Dirty Little Hand (and a show of hands)
Authors: Sara Camponez, Angela Meireles, Hugo Sobrosa, Kesia Lima, Madalena Vidigal, Raul Augiar
Students know a lot of things, although loose, unconnected. The important thing is to know how to relate things[1].
Fernando Távora
The first time we met her was on the first year of Architecture. By that time she was really shy but she slowly lost her restraints and, soon enough, she fearlessly started touching, scratching, ripping, smudging… She is now an accomplished dirty little hand.
The first thing she was asked to do was to play a game on this 50×50 centimetre board. She was asked, ever so simply, to build a city out of this white, regular, boring mass of Styrofoam. Lacking any kind of functionality and meaning, the damn thing seamed as cold and hard as rock. And as if it was rock indeed, the little inexperienced hand had to dig.

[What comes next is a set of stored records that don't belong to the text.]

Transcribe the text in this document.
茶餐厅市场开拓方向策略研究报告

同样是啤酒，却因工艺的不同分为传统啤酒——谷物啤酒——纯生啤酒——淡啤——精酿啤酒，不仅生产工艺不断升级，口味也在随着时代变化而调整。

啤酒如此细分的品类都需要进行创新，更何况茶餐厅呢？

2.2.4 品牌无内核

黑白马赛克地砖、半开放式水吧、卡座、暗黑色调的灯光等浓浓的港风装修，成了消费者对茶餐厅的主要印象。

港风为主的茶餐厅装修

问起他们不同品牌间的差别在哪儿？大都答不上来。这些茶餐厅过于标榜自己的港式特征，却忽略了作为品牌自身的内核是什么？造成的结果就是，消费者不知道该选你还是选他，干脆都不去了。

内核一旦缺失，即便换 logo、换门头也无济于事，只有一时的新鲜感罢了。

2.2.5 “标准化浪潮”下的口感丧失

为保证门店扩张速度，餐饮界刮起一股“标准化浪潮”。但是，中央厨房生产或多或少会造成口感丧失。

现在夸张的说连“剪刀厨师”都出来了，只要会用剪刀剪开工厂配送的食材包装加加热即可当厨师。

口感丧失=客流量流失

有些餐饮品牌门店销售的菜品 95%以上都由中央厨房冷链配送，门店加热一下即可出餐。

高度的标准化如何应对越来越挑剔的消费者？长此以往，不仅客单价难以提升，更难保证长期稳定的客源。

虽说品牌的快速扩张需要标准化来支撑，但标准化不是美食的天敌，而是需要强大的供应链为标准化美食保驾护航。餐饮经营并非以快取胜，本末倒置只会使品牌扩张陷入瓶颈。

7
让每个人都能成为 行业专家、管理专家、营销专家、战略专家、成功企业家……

If I observe the plan of a city, I imagine it. But if I observe the photo of the same city, I see it. The plan is abstract and the photo is concrete[2].
Luiz Martinez Santa-Maria
After this month, she had already what seamed to be a city, with axes, squares and order. The hand had created some kind of scaled, abstract reality in the anonymous mass.
The next step was to position a 5×5 meter cube in one of the squares (or a 5×5 centimetre cube, or even a 1×1 centimetre cube, depending on the scale). She was invited to start exploring another scale of her own abstraction. This time she realised she had not only the exterior of the white volumes but also the interior reality of the cube to work with (then, later in the year, this white mass would become a wall).
The hand started to realise that these realities existed in the realm of other bigger realities.
At the same time that this renewed excavating process took place, the hand begun to develop this weird curiosity for pictures. She might take a cheap pen or a whimsical coloured pencil and furiously try to draw something she couldn’t see (all too often, herself walking down a Styrofoam street). Slowly, she started to descend from her sky view – just as if she was a little bird – and set foot on the newly built ground of the city.
This new acquired method of drawing made it easier for the hand to decide where and how to excavate the white mass. She learnt that, by letting herself flow freely, she was able to attain a sort of fresh plasticity in her drawings that lead her to better solutions.
[…] in the ecstasy of work, the draughtsman forgets both his hand and the pencil, and the image emerges as if it were an automatic projection of the imaging mind. Or, perhaps, it is the hand that really imagines as it exists in the flesh of the world, the reality of space, matter and time, the very physical condition of the imagined object[3].
Juhani Pallasma
This also made possible for her to picture little people in this apparently empty model. With them, the scale of the “buildings” and “blocks” became more visible. And so, a crowd appeared: some people sunbathing in there, others protecting themselves in the shade of a narrow street, others even resting their feet by the water.
Sometimes the little hand would go out to Porto and spend several hours drawing the city in front of her (by force, if needed), this time with real people walking around. She’d get wet, sunburnt or even frostbitten at times, but no situation seamed harsh enough to prevent the hand from going out and drawing, swinging between abstraction and reality, and vice-versa.
She started taking pleasure in going out for a walk and registering things she would see. It was as if she was discovering things through the lines on the paper: little bits of history hidden in details she would observe. These small walks turned into bigger walks and, in time, into full trips around the globe, organized with the purpose of finding out secrets about these far away places she’d visit and, of course, carefully capturing them for later use in her creations.
To draw, it’s also to invent and create. The inventive phenomena will only occur after the observation[4].
Le Corbusier
After a while, people started to see the little hand wrapped around a few little notebooks (there was an obvious preference for the black cover ones). Some say she’d scratch things in them all the time: notes, ideas, things she saw, things she didn’t see, thoughts she couldn’t say… a true grownup relationship.
From the hand’s pleasure in experiencing different aspects of reality through all of her five senses, small things called “projects” started to appear. In time, the hand embraced all these techniques, lost her fear in experimenting things and learned a little bit (just a little bit) about creating. And so she went: turning, drawing, cutting, breaking, reversing… by trying to position herself in the context of things, this dirty little hand would turn reality into abstraction and abstraction into reality, until masses became walls.
[4] CORBUSIER, Le: Le Dessin Comme Outil / com. Danièle Pauly. – Fage ed., Lyon, 2006.
[3] PALLASMA, Juhani: The Thinking Hand – existential and embodied wisdom in architecture, John Wiley & Sons, Chichester, 1982.
[2] SANTA-MARIA, Luis Martinez: Intersecciones, Rueda, Madrid, 2004.
[1] (free translation) ARIS, Carlos Marti: Nulla dies sine linea: Fragmentos de una conversación con Fernando Távora, 1998.